Random graph model with power-law distributed triangle subgraphs

TL;DR

This paper analyzes the distribution and asymptotic behavior of triangles in a scale-free random graph model, revealing power-law distributions and phase transitions in clustering properties.

Contribution

It introduces a detailed analysis of triangle arrangements in a scale-free graph model, highlighting power-law distributions and phase transitions based on degree exponent.

Findings

Triangles follow a power-law distribution among vertices.

Clustering coefficient and number of triangles exhibit specific asymptotic behaviors.

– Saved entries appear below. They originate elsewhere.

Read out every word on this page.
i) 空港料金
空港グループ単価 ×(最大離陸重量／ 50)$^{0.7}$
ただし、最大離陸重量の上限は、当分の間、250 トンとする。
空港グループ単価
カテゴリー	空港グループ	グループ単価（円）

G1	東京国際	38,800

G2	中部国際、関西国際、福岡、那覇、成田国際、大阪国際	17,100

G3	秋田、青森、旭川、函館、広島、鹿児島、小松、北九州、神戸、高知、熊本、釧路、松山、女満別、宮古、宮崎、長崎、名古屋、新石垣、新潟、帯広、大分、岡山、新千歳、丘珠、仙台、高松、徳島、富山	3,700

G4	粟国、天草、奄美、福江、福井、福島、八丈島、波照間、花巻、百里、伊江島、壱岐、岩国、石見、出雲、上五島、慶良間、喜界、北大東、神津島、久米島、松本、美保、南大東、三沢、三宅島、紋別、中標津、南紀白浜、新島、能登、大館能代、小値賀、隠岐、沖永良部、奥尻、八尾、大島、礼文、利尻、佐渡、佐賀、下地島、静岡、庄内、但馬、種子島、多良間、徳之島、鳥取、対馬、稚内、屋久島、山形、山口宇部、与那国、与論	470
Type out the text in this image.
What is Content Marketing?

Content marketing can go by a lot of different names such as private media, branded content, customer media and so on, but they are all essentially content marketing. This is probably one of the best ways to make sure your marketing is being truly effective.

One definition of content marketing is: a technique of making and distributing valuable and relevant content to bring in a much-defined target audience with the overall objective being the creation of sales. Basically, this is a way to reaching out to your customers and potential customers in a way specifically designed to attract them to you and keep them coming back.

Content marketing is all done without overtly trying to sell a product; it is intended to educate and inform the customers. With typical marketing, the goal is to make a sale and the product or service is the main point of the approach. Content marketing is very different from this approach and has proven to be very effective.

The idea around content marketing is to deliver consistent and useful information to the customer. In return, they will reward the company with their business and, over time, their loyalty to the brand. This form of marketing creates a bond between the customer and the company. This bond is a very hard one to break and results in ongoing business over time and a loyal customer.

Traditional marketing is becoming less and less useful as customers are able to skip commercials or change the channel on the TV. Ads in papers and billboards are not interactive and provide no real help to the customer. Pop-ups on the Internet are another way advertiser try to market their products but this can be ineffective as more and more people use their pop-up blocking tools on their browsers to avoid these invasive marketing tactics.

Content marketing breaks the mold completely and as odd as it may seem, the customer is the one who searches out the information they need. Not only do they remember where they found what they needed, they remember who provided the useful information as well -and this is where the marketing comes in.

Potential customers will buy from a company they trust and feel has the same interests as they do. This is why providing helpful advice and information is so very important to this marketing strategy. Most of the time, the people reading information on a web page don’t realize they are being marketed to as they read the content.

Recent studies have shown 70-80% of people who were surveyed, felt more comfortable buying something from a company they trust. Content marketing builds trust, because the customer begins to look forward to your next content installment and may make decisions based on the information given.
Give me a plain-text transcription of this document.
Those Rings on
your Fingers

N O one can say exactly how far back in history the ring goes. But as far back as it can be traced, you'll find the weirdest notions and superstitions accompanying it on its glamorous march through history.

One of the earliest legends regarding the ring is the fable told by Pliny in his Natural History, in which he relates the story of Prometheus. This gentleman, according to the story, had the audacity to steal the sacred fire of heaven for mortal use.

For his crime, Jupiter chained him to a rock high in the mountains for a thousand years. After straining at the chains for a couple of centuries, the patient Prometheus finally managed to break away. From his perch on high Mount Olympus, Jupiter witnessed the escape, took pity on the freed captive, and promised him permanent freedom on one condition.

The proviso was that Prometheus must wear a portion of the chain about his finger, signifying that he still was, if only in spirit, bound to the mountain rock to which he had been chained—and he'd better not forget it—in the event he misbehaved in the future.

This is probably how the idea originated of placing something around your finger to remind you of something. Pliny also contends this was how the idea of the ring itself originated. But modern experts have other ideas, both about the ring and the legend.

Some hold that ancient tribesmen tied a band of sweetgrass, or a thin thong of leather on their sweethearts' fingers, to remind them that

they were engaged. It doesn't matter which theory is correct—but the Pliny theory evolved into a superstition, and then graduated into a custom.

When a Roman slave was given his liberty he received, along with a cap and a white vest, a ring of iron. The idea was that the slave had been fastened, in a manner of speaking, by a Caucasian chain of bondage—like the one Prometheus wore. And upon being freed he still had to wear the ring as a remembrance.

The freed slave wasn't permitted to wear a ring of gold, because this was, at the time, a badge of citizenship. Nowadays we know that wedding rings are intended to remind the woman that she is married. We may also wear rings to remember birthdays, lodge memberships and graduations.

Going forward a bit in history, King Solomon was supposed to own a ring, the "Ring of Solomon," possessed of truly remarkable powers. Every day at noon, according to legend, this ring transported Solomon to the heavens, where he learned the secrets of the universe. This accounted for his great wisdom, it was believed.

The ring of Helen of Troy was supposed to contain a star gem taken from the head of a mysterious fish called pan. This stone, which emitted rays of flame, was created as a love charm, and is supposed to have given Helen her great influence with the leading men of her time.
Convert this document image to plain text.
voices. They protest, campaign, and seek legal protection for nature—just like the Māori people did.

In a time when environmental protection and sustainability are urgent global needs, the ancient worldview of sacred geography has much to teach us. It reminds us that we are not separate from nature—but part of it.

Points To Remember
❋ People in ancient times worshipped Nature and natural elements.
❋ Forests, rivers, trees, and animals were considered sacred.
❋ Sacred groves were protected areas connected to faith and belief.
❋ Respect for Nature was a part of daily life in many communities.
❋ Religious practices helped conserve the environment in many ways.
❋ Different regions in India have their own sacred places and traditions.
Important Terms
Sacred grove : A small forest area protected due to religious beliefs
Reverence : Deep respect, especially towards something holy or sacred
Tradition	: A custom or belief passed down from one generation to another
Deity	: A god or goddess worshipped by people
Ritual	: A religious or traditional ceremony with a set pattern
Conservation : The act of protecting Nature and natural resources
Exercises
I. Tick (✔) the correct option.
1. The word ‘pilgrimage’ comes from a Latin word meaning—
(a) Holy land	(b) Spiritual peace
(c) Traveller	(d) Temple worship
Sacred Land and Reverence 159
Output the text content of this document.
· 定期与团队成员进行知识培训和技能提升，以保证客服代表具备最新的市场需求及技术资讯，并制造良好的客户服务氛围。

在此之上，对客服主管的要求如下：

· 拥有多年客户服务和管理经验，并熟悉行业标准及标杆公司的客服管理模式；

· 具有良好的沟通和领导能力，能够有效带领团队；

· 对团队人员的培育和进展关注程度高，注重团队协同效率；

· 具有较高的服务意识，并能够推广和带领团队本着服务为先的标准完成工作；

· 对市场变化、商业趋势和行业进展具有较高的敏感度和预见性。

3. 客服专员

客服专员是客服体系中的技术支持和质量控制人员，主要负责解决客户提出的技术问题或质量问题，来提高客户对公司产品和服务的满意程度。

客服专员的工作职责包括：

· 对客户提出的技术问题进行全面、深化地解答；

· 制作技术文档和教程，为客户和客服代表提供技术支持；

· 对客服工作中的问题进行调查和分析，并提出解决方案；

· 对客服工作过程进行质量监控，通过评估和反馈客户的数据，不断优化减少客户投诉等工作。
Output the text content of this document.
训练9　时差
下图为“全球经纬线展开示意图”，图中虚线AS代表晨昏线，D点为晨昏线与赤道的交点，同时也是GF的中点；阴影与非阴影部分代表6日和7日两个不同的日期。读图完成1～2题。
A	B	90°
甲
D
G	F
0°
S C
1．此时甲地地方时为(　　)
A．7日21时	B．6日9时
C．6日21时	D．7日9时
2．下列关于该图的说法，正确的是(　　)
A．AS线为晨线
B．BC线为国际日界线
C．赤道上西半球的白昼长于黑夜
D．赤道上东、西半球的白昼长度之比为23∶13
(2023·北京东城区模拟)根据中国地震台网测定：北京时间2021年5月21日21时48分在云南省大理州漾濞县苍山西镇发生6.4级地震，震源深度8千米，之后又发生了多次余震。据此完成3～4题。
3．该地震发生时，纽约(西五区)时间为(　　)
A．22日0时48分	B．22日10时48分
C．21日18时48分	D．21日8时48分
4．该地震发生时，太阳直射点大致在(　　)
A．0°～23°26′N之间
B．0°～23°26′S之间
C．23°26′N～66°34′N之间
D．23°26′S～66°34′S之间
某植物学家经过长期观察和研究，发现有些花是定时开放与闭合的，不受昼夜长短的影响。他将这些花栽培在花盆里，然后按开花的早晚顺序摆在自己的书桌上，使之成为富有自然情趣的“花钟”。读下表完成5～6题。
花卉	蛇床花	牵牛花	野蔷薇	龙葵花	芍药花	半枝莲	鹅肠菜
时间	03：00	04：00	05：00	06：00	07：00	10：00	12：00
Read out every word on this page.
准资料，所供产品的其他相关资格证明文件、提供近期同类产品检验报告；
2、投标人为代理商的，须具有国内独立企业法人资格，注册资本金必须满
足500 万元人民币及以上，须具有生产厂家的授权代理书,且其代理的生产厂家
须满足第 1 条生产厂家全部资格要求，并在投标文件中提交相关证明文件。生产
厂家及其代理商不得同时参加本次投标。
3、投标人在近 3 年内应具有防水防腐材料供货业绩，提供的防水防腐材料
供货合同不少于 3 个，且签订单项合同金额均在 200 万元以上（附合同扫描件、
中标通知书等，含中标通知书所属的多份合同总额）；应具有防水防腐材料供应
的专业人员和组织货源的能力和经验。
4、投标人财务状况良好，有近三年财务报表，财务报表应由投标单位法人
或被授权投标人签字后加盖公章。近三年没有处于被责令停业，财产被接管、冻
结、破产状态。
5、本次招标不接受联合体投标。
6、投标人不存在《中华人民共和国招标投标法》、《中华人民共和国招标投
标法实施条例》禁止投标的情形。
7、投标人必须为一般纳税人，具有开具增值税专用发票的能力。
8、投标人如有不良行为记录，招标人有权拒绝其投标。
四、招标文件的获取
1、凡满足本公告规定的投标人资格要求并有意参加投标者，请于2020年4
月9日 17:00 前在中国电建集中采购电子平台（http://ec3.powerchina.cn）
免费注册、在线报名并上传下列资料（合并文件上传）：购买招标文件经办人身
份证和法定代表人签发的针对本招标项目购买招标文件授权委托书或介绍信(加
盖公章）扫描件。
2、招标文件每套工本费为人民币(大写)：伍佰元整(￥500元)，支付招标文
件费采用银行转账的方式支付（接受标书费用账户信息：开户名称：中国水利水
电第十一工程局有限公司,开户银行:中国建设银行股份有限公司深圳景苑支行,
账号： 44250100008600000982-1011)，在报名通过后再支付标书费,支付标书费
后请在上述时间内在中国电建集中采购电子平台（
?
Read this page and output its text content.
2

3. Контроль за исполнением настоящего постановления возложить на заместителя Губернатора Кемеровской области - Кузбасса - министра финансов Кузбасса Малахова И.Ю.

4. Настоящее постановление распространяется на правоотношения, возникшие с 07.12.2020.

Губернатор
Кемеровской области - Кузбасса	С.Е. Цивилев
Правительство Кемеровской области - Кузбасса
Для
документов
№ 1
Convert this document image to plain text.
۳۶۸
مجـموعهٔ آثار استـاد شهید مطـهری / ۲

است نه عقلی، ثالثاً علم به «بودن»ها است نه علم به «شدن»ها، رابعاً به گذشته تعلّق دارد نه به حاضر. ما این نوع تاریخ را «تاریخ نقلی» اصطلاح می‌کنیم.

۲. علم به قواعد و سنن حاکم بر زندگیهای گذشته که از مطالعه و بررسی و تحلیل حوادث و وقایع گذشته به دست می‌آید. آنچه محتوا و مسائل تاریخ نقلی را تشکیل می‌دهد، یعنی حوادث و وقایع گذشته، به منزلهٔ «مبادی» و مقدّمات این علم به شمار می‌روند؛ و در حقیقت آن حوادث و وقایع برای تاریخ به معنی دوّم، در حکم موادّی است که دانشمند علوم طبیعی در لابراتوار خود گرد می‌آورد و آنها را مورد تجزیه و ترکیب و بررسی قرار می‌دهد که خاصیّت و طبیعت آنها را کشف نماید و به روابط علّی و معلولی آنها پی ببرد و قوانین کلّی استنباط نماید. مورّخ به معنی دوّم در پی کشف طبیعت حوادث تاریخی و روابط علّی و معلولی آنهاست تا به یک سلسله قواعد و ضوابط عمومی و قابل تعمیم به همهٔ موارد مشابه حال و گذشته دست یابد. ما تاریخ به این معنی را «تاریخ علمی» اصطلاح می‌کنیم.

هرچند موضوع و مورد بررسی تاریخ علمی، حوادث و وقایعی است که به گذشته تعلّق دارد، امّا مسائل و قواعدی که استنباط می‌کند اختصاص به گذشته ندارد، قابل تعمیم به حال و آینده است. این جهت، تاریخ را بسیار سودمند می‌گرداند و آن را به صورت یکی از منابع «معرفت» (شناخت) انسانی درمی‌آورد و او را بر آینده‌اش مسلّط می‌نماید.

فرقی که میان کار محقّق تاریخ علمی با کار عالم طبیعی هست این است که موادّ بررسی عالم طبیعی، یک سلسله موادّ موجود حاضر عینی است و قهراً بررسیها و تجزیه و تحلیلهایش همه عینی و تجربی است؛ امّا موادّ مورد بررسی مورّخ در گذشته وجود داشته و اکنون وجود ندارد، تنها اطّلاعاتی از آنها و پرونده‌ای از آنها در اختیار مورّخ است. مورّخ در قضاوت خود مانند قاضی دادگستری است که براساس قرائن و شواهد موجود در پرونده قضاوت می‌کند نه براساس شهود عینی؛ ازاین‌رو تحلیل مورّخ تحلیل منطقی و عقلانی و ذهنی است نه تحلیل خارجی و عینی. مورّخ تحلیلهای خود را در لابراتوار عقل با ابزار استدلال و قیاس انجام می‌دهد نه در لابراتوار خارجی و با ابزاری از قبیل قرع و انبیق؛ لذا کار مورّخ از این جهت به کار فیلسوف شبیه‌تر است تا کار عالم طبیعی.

Finite triangle density occurs at a critical degree exponent.

Abstract

Clustering is well-known to play a prominent role in the description and understanding of complex networks, and a large spectrum of tools and ideas have been introduced to this end. In particular, it has been recognized that the abundance of small subgraphs is important. Here, we study the arrangement of triangles in a model for scale-free random graphs and determine the asymptotic behavior of the clustering coefficient, the average number of triangles, as well as the number of triangles attached to the vertex of maximum degree. We prove that triangles are power-law distributed among vertices and characterized by both vertex and edge coagulation when the degree exponent satisfies $2<\beta<2.5$; furthermore, a finite density of triangles appears as $\beta=2+1/3$.